Storage costs and disparate systems common issues when doing big data and analytics

Comments

Big data and analytics sounds nice in theory but in practice it can be no mean feat. This partly due to limitations in technology and challenges in storage costs and disparate systems, said Eva Andreasson, pioneer of deterministic garbage collection and product manager at Cloudera.

Andreasson spoke at the YOW! Developer Conference in Sydney this week about the various tools within Hadoop to help tackle these challenges, providing real world examples from the health and retail industries.

Andreasson worked with a children's hospital in the United States that needed to create actionable insights from its data.

Its monitoring systems constantly generate data on a patient's respiratory system, heart rate, blood pressure and so on. However, the hospital could only afford to store this vital data on patients for three days post surgery or treatment.

"In their intensive care unit, they have a lot of babies and patients who don't know how to communicate. So all they know is what comes out of the monitoring systems. Imagine being a patient in that hospital and unable to communicate on day four if something feels wrong," Andreasson said.

Another problem for the hospital was its research data sat in disparate systems, making it difficult to exploit, which often resulted in long wait times for clinicians seeking particular information.

"They knew the most common reason for children in emergency was asthma related, and they had a lot of different sources of research, alongside 20 years of other research data externally. But they had no system to be able to correlate the datasets efficiently in their research group; it was always in different systems," Andreasson said.

The hospital invested in a Hadoop platform to deal with these challenges, and was able to make some savings. Andreasson said from the hardware to all the software licenses, it cost the hospital less than three processors used to run its previous traditional data management system.

The hospital can handle 50GB of monitoring data per week, and has 2TB of capacity to host all of its research data in the same, accessible cluster. Apache Sqoop was used for transferring data between relational databases and Hadoop.

Read more: Splunk moves on Hadoop analytics

Solr, open source tool for full text search, is being used by staff to further explore its various datasets and documents.
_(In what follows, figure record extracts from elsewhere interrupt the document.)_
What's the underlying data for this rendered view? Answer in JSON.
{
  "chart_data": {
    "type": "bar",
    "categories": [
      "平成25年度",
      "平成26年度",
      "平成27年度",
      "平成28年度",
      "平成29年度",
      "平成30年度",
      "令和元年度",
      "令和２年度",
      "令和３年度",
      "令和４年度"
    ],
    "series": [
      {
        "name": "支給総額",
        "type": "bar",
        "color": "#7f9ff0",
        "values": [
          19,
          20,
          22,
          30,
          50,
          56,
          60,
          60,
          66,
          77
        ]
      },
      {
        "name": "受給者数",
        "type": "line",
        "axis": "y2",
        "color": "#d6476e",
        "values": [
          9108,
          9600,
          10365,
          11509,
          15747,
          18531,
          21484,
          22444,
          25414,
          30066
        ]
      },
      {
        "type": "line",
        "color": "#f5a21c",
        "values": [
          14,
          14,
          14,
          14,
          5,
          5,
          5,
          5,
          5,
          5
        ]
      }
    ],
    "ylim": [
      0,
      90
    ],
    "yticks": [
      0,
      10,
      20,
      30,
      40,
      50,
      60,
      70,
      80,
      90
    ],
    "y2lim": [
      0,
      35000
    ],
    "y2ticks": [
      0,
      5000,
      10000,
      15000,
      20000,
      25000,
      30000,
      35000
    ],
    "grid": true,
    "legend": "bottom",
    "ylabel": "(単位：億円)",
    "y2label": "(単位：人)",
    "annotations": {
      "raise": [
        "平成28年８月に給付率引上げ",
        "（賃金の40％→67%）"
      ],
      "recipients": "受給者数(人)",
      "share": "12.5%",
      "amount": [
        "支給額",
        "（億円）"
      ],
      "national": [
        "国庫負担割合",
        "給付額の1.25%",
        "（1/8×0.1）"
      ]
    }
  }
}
Impala, a query tool, is being used to do analytics on real time monitoring data and investigate how a patient's health is going.

"Just within weeks, they were able to change their processes so that nurses could stay longer with their patients; they noticed that when a nurse stays for a few hours longer with their patient they were much more likely to recover better," Andreasson said. "Within months of installing this system, they decreased the number of asthma related illnesses."

Another example Andreasson gave was an online retailer, which like the children's hospital, previously only stored a limited amount of data - six months worth of customer-related transactions.

"What if there are patterns in 12 months, two years or five years that show which categories of customers drop off after a while or stop purchasing their products?," she asked.

"Hadoop can do this for either six months of data, a year or five years - it doesn't matter - because it is a linear scalable platform."

The retailer is also recording every click a visitor makes on the website, what he/she clicked on, duration spent on certain sections of the site, and making correlations between multi-type datasets.

Using Flume, each log event is consumed as it's being generated and posted to Hadoop Distributed File System. Tables are then created to query what are the most clicked on products compared with most purchased products.

"From my example, there's one product missing in the 'most sold' that pops up here in the click stream data. What does that mean? You gain new insight by adding datasets to serve your business questions.

"So the new insight is a kid's football is somehow very popular but it doesn't show up in our purchase list. So what can we do to gain more revenue around it? Maybe it's mispriced, people leave when they hit the price information button - whatever it may be."